Janjua Sadaf Hussain, Siddiqui Ghazanfar Farooq, Sindhu Muddassar Azam, Rashid Umer
Department of Computer Sciences, Quaid-i-Azam University, Islamabad, Pakistan.
PeerJ Comput Sci. 2021 Apr 13;7:e433. doi: 10.7717/peerj-cs.433. eCollection 2021.

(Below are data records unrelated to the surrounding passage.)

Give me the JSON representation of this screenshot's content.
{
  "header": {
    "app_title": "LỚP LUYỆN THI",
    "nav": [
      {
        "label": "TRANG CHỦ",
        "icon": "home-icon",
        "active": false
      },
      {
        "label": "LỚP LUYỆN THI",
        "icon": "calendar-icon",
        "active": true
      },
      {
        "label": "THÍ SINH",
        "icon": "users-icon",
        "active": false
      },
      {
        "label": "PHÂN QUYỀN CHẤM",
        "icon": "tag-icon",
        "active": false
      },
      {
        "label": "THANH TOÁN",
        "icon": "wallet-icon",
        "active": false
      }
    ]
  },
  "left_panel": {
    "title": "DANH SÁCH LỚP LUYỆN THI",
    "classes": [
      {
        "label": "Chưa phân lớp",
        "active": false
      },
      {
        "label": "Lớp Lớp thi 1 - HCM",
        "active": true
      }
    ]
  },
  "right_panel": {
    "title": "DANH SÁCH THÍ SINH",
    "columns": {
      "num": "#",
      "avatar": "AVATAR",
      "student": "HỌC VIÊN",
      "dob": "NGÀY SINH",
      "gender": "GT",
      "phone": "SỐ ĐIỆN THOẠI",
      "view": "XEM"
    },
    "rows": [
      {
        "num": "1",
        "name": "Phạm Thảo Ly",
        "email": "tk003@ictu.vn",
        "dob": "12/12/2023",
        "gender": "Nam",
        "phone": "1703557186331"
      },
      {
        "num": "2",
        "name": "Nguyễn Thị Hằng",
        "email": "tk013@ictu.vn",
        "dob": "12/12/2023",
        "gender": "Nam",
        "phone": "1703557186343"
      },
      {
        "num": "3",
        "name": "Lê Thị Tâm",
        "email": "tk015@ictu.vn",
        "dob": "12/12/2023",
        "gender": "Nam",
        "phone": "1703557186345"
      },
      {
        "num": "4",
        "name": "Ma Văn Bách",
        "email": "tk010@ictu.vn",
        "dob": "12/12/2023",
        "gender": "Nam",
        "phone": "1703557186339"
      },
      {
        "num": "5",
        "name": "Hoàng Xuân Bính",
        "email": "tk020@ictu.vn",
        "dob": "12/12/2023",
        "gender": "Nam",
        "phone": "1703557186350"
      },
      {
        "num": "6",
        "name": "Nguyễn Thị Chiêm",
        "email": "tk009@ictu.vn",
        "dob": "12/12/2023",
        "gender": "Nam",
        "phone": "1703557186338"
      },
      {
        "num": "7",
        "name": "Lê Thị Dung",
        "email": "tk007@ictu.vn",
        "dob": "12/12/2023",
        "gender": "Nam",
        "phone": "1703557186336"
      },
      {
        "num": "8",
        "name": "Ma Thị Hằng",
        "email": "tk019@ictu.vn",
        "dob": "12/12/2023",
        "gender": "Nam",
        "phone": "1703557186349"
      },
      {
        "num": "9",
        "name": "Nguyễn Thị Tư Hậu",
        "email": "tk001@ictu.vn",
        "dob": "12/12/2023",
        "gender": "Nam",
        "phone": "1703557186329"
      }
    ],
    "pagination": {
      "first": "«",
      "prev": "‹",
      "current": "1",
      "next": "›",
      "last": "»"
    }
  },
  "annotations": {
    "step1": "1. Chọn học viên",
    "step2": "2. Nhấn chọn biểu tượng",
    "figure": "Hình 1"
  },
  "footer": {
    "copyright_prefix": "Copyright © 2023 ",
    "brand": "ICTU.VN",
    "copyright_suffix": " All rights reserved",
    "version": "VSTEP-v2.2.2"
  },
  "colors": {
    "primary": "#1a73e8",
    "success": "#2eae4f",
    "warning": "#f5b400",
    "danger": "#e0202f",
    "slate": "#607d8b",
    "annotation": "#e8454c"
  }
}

Social media is a vital source to produce textual data, further utilized in various research fields. It has been considered an essential foundation for organizations to get valuable data to assess the users' thoughts and opinions on a specific topic. Text classification is a procedure to assign tags to predefined classes automatically based on their contents. The aspect-based sentiment analysis to classify the text is challenging. Every work related to sentiment analysis approached this issue as the current research usually discusses the document-level and overall sentence-level analysis rather than the particularities of the sentiments. This research aims to use Twitter data to perform a finer-grained sentiment analysis at aspect-level by considering explicit and implicit aspects. This study proposes a new Multi-level Hybrid Aspect-Based Sentiment Classification (MuLeHyABSC) approach by embedding a feature ranking process with an amendment of feature selection method for Twitter and sentiment classification comprising of Artificial Neural Network; Multi-Layer Perceptron (MLP) is used to attain improved results. In this study, different machine learning classification methods were also implemented, including Random Forest (RF), Support Vector Classifier (SVC), and seven more classifiers to compare with the proposed classification method. The implementation of the proposed hybrid method has shown better performance and the efficiency of the proposed system was validated on multiple Twitter datasets to manifest different domains. We achieved better results for all Twitter datasets used for the validation purpose of the proposed method with an accuracy of 78.99%, 84.09%, 80.38%, 82.37%, and 84.72%, respectively, compared to the baseline approaches. The proposed approach revealed that the new hybrid aspect-based text classification functionality is enhanced, and it outperformed the existing baseline methods for sentiment classification.
社交媒体是生成文本数据的重要来源,这些文本数据在各个研究领域中得到进一步利用。它被认为是组织获取有价值数据以评估用户对特定主题的想法和意见的重要基础。文本分类是一种根据文本内容自动为预定义类别分配标签的过程。基于方面的情感分析对文本进行分类具有挑战性。与情感分析相关的每项工作都将此问题视为当前研究通常讨论的文档级和整体句子级分析,而不是情感的特殊性。本研究旨在通过考虑显式和隐式方面,利用推特数据在方面级别进行更细粒度的情感分析。本研究提出了一种新的基于多级别混合方面的情感分类(MuLeHyABSC)方法,通过嵌入特征排序过程并修正推特的特征选择方法以及由人工神经网络组成的情感分类;使用多层感知器(MLP)以获得更好的结果。在本研究中,还实施了不同的机器学习分类方法,包括随机森林(RF)、支持向量分类器(SVC)以及其他七种分类器,以与所提出的分类方法进行比较。所提出的混合方法的实施显示出更好的性能,并且所提出系统的效率在多个推特数据集上得到验证,以体现不同领域。与基线方法相比,我们在所使用的用于验证所提出方法的所有推特数据集上分别取得了更好的结果,准确率分别为78.99%、84.09%、80.38%、82.37%和84.72%。所提出的方法表明,新的基于混合方面的文本分类功能得到了增强,并且在情感分类方面优于现有的基线方法。